Why Europe foots the bill for Maltese translators and other dubious economic choices in a crisis

We may earn a commission from links on this page.
Image for article titled Why Europe foots the bill for Maltese translators and other dubious economic choices in a crisis

To understand how Popeye, the popular cartoon sailor man, who made his debut in the year of the Great Depression, has returned 83 years later to thwart a solution to the European financial crisis, it helps to know something about German Finance Minister Wolfgang Schauble’s muscular Bluto approach to this week’s critical European Council meeting in Brussels.

“When you want to climb a big mountain and you start climbing down the mountain, then the mountain will get even higher,” is how Schauble last week described this week’s European challenge; specifically, if International Monetary Fund participation is the path to getting off Greece’s €360 billion debt heap, how many billions in pain will it cost German taxpayers to take Greece and every other near-bankrupt EU country’s public-sector creditors along for the descent.

Although the EU directive on spinach, having already been codified not to exceed more than one portion a day to children between one and three years of age, is not on Schauble’s agenda, the two-day summit brings together leaders from 27 countries; 17 eurozoners; 23 Euro Plus Pact nations; 25 EU fiscal compromise signatories and one Croatian wannabe to parse in 23 official languages the findings of the troika of the European Commission, the European Central Bank and the International Monetary Fund in order to reach a conclusion on whether a portion of Greece’s debt should be written off because it’s not sustainable.

In Popeye’s words, another 48-hour session of I yam what I yam economics.

This is what happens when bickering cartoon characters are put in charge of insolvent mountains. “We don’t need no guide,” Popeye says. “Let your conscious be your guide.”

Sentiment, however, costs money. “The consequence of a deal with a 60% or more haircut for creditors, and new bonds governed by English law, would effectively eliminate the private sector as creditors for Greece,” Peterson Institute for International Economics Research Fellow Jacob Kirkegaard earlier this year told his followers. “Greece would essentially become a euro area domestic problem, a complete ward of the state/euro for all practical purposes.”

Purse in hand, IMF managing director Christine Lagarde is the Olive Oyl of Brussels.
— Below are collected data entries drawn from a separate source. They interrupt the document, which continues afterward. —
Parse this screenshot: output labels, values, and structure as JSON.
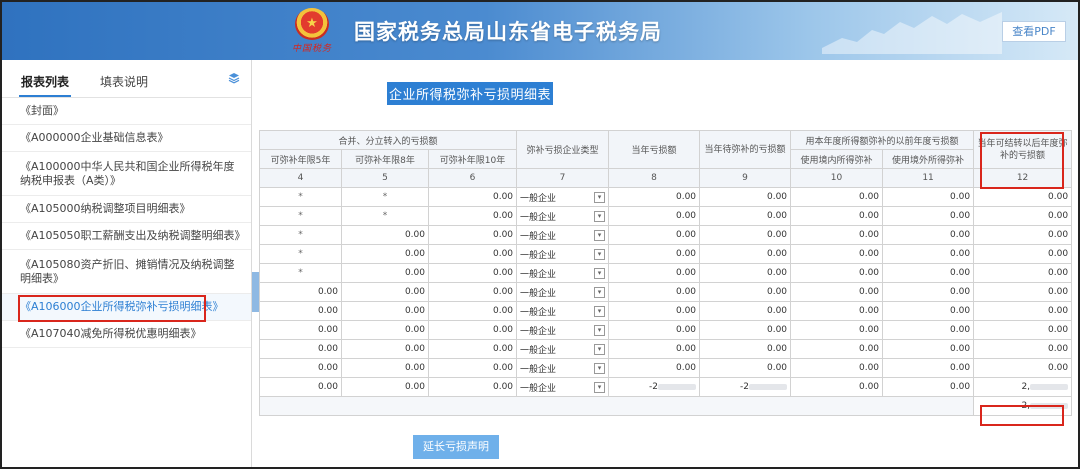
{
  "header": {
    "title": "国家税务总局山东省电子税务局",
    "emblem_text": "中国税务",
    "pdf_button": "查看PDF"
  },
  "sidebar": {
    "tabs": [
      "报表列表",
      "填表说明"
    ],
    "items": [
      "《封面》",
      "《A000000企业基础信息表》",
      "《A100000中华人民共和国企业所得税年度纳税申报表（A类）》",
      "《A105000纳税调整项目明细表》",
      "《A105050职工薪酬支出及纳税调整明细表》",
      "《A105080资产折旧、摊销情况及纳税调整明细表》",
      "《A106000企业所得税弥补亏损明细表》",
      "《A107040减免所得税优惠明细表》"
    ],
    "active_index": 6
  },
  "main": {
    "title": "企业所得税弥补亏损明细表",
    "headers": {
      "merge_group": "合并、分立转入的亏损额",
      "c4": "可弥补年限5年",
      "c5": "可弥补年限8年",
      "c6": "可弥补年限10年",
      "c7": "弥补亏损企业类型",
      "c8": "当年亏损额",
      "c9": "当年待弥补的亏损额",
      "used_group": "用本年度所得额弥补的以前年度亏损额",
      "c10": "使用境内所得弥补",
      "c11": "使用境外所得弥补",
      "c12": "当年可结转以后年度弥补的亏损额"
    },
    "col_numbers": [
      "4",
      "5",
      "6",
      "7",
      "8",
      "9",
      "10",
      "11",
      "12"
    ],
    "rows": [
      [
        "*",
        "*",
        "0.00",
        "一般企业",
        "0.00",
        "0.00",
        "0.00",
        "0.00",
        "0.00"
      ],
      [
        "*",
        "*",
        "0.00",
        "一般企业",
        "0.00",
        "0.00",
        "0.00",
        "0.00",
        "0.00"
      ],
      [
        "*",
        "0.00",
        "0.00",
        "一般企业",
        "0.00",
        "0.00",
        "0.00",
        "0.00",
        "0.00"
      ],
      [
        "*",
        "0.00",
        "0.00",
        "一般企业",
        "0.00",
        "0.00",
        "0.00",
        "0.00",
        "0.00"
      ],
      [
        "*",
        "0.00",
        "0.00",
        "一般企业",
        "0.00",
        "0.00",
        "0.00",
        "0.00",
        "0.00"
      ],
      [
        "0.00",
        "0.00",
        "0.00",
        "一般企业",
        "0.00",
        "0.00",
        "0.00",
        "0.00",
        "0.00"
      ],
      [
        "0.00",
        "0.00",
        "0.00",
        "一般企业",
        "0.00",
        "0.00",
        "0.00",
        "0.00",
        "0.00"
      ],
      [
        "0.00",
        "0.00",
        "0.00",
        "一般企业",
        "0.00",
        "0.00",
        "0.00",
        "0.00",
        "0.00"
      ],
      [
        "0.00",
        "0.00",
        "0.00",
        "一般企业",
        "0.00",
        "0.00",
        "0.00",
        "0.00",
        "0.00"
      ],
      [
        "0.00",
        "0.00",
        "0.00",
        "一般企业",
        "0.00",
        "0.00",
        "0.00",
        "0.00",
        "0.00"
      ],
      [
        "0.00",
        "0.00",
        "0.00",
        "一般企业",
        "-2",
        "-2",
        "0.00",
        "0.00",
        "2,"
      ]
    ],
    "total_value": "2,",
    "extend_button": "延长亏损声明"
  },
  "colors": {
    "accent": "#2d7fd3",
    "highlight": "#d9261c"
  }
}
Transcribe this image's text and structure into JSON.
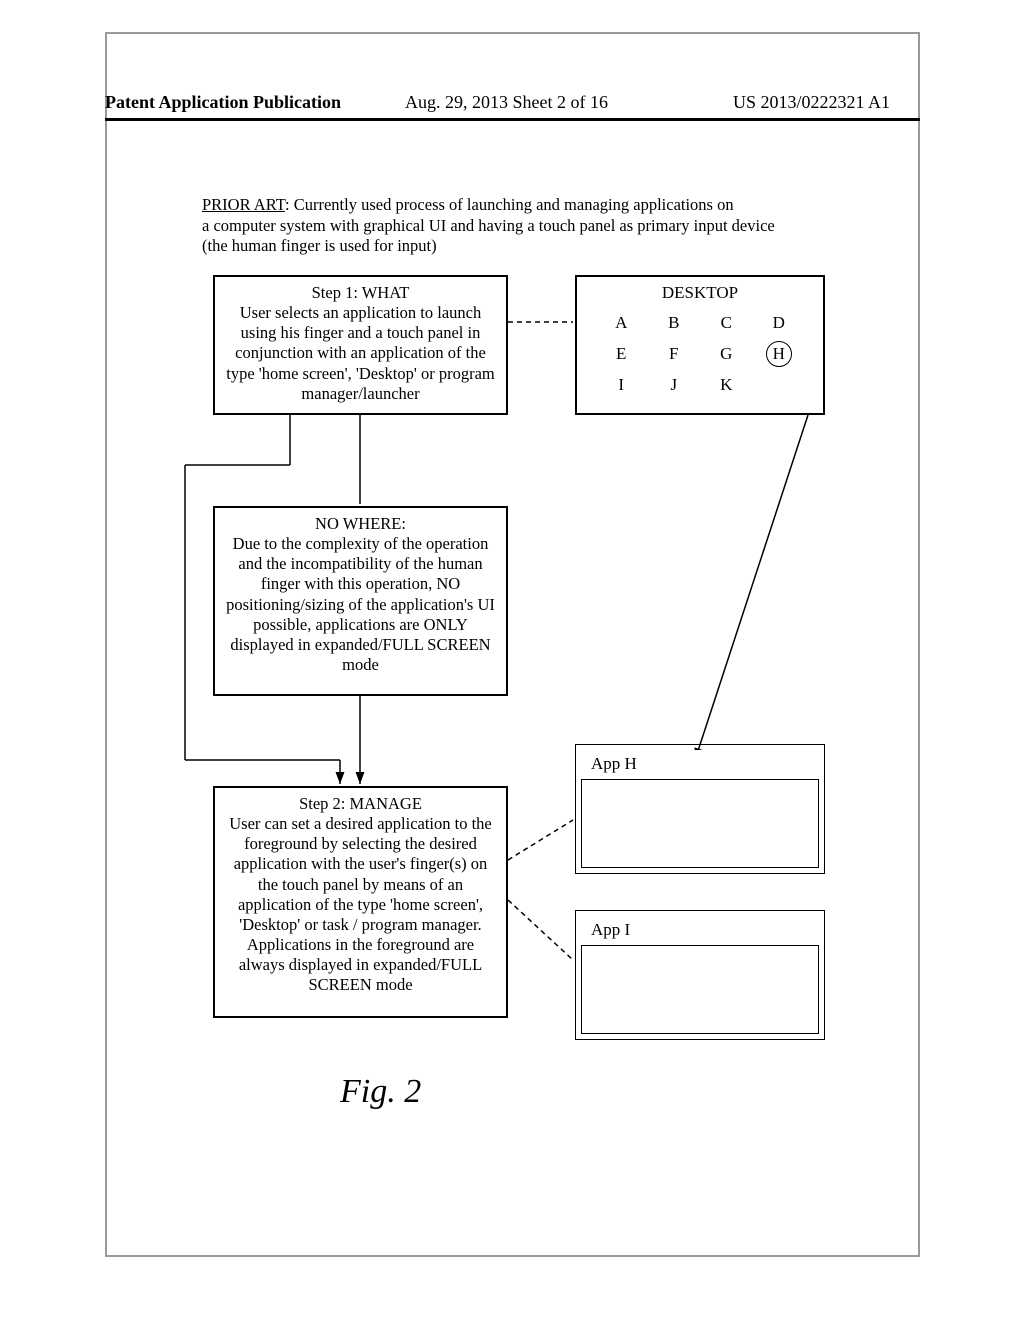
{
  "header": {
    "left": "Patent Application Publication",
    "center": "Aug. 29, 2013  Sheet 2 of 16",
    "right": "US 2013/0222321 A1"
  },
  "intro": {
    "prior_label": "PRIOR ART",
    "text_line1": ": Currently used process of launching and managing applications on",
    "text_line2": "a computer system with graphical UI and having a touch panel as primary input device",
    "text_line3": "(the human finger is used for input)"
  },
  "flow": {
    "step1": {
      "title": "Step 1: WHAT",
      "body": "User selects an application to launch using his finger and a touch panel in conjunction with an application of the type 'home screen', 'Desktop' or program manager/launcher"
    },
    "nowhere": {
      "title": "NO WHERE:",
      "body": "Due to the complexity of the operation and the incompatibility of the human finger with this operation, NO positioning/sizing of the application's UI possible, applications are ONLY displayed in expanded/FULL SCREEN mode"
    },
    "step2": {
      "title": "Step 2: MANAGE",
      "body": "User can set a desired application to the foreground by selecting the desired application with the user's finger(s) on the touch panel by means of an application of the type 'home screen', 'Desktop' or task / program manager. Applications in the foreground are always displayed in expanded/FULL SCREEN mode"
    }
  },
  "desktop": {
    "title": "DESKTOP",
    "icons": [
      "A",
      "B",
      "C",
      "D",
      "E",
      "F",
      "G",
      "H",
      "I",
      "J",
      "K",
      ""
    ],
    "circled_index": 7
  },
  "apps": {
    "appH": "App H",
    "appI": "App I"
  },
  "figure_label": "Fig. 2"
}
Her call to ease demands for further austerity throughout Europe’s failing economies steams Schauble. According to Lagarde, the IMF miscalculated the impact of austerity measures across the region. It’s time to be nice. Schauble continues to urge even tougher cuts. More paperwork, less love.

There’s an old American political saw that stipulates folks in a democracy get what they deserve and deserve what they elect. The EU’s alleged representative democracy is more H.L. Mencken: “Running the circus from the monkey cage.”

Allowing the Popeyes to continue navigating the EU is a recipe for a toxic luxury cruise wreck. The theorists and bureaucrats of Brussels no longer have the cash or public support to keep their phony ship of state afloat for Europe’s 500 million people, most of whom so far want no part in exchanging their national sovereignty for creating a United States of Europe. Such cohesiveness is necessary to collectively elect real legislators, establish an effective central bank and launch all the other decent and debauched political institutions that invigorate and infuriate truly democratic unions.

Until then, how about dumping the politically correct comic translations. This will not go down well in the hamlet of  Popeye Village or within the Brussel’s bureaucracy, where the biggest group of Maltese employed outside the country but still living in the EU can be found working as translators. According to Maltese politician Peter Grgis, making this week’s European Council meeting understandable back home is part of the EU’s €30 million expenditure to translate more than 700,000 EU directives annually into Maltese, despite the fact that few read them and English is also the country’s official language.

The Maltese will grumble. Popeye is a celebrated economic hero among the 420,000 citizens who make up the EU’s only island nation, an archipelago that owes creditors some €5 billion and sinking at an interest rate of €8 a second. Unless the EU by Thursday admits the Klingon Empire, it’s the best Schauble can hope for.